If you got a share of the $840 billion in taxpayer money doled out through the American Recovery and Reinvestment Act of 2009, but have not been telling the government what you've been doing with it, you could be among the latest 303 entries on the U.S. government's "Wall of Shame."
Similar to anyone getting any government grant, organizations that get a piece of the American Recovery and Reinvestment Act (ARRA) pie are required by law to report to the government every January, April, July, and October exactly how they are using your money. While most do, some do not, and they make the Wall of Shame.
Also See: The Truth About Government Grants
You can see exactly how the "good guys," the organizations that are not on the Wall of Shame, are using their ARRA funds on the Recovery.gov web site. Remember that all ARRA-funded projects are supposed to somehow create and save jobs, while spurring new economic activity.

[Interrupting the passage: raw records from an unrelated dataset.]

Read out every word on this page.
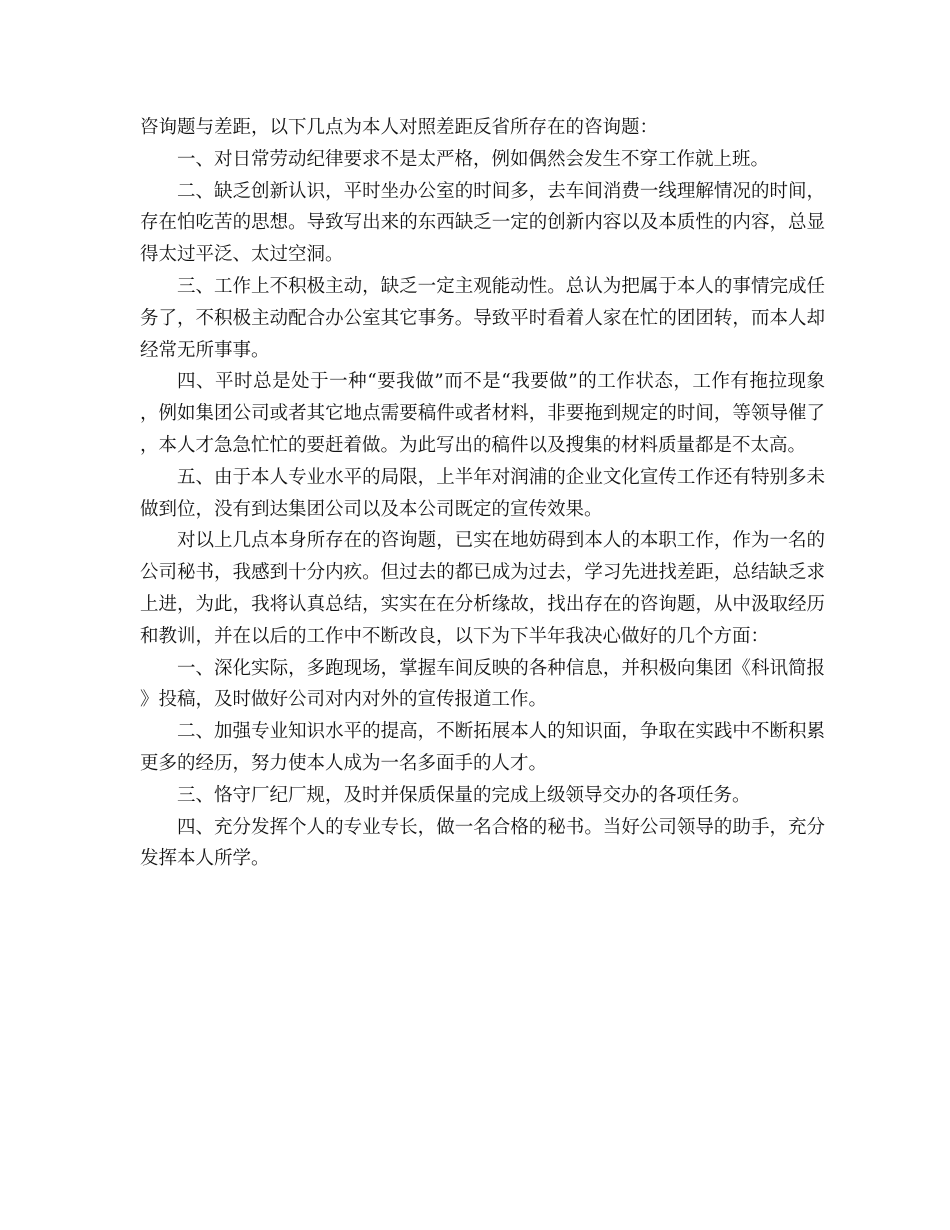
咨询题与差距，以下几点为本人对照差距反省所存在的咨询题：

一、对日常劳动纪律要求不是太严格，例如偶然会发生不穿工作就上班。

二、缺乏创新认识，平时坐办公室的时间多，去车间消费一线理解情况的时间，存在怕吃苦的思想。导致写出来的东西缺乏一定的创新内容以及本质性的内容，总显得太过平泛、太过空洞。

三、工作上不积极主动，缺乏一定主观能动性。总认为把属于本人的事情完成任务了，不积极主动配合办公室其它事务。导致平时看着人家在忙的团团转，而本人却经常无所事事。

四、平时总是处于一种“要我做”而不是“我要做”的工作状态，工作有拖拉现象，例如集团公司或者其它地点需要稿件或者材料，非要拖到规定的时间，等领导催了，本人才急急忙忙的要赶着做。为此写出的稿件以及搜集的材料质量都是不太高。

五、由于本人专业水平的局限，上半年对润浦的企业文化宣传工作还有特别多未做到位，没有到达集团公司以及本公司既定的宣传效果。

对以上几点本身所存在的咨询题，已实在地妨碍到本人的本职工作，作为一名的公司秘书，我感到十分内疚。但过去的都已成为过去，学习先进找差距，总结缺乏求上进，为此，我将认真总结，实实在在分析缘故，找出存在的咨询题，从中汲取经历和教训，并在以后的工作中不断改良，以下为下半年我决心做好的几个方面：

一、深化实际，多跑现场，掌握车间反映的各种信息，并积极向集团《科讯简报》投稿，及时做好公司对内对外的宣传报道工作。

二、加强专业知识水平的提高，不断拓展本人的知识面，争取在实践中不断积累更多的经历，努力使本人成为一名多面手的人才。

三、恪守厂纪厂规，及时并保质保量的完成上级领导交办的各项任务。

四、充分发挥个人的专业专长，做一名合格的秘书。当好公司领导的助手，充分发挥本人所学。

According to Recovery.gov, 139 (46%) of the latest 303 Wall of Shame scofflaws are city and county law enforcement agencies that received ARRA grants from the Department of Justice. Some of these law enforcement agencies received grants under the federal COPS program, which promotes community policing efforts.
Big and small law enforcement agencies failed to report, including the City of Pittsburgh's police department, blaming technical problems for its failure to submit reports on its use of a $144,000 COPS grant for the last two reporting periods.
Overall, the 303 missing reports involve nearly $1.2 billion in Recovery Act funds.
Excuses, Excuses... Why didn't the infamous members of the Wall of Shame fail to report how they've been spending your Recovery Act money? According to Recovery.gov, most blamed technical and administrative issues, including lack of adequate personnel. But there were other, not-so-good excuses.
A New York company that had received a $43.1 million loan guarantee from the Department of Energy finally revealed that it had missed the last two reporting periods because it had declared bankruptcy.
The Milwaukee County Transit System said it simply "forgot" to report on its use of a $25,682,975 grant from the Federal Transit Administration (FTA). The FTA said the grant would be cancelled unless the transit system regained its memory.
But taking the cake for lame excuses has to be the company that failed to report on its $4 million government contract because its officials were "out of the office."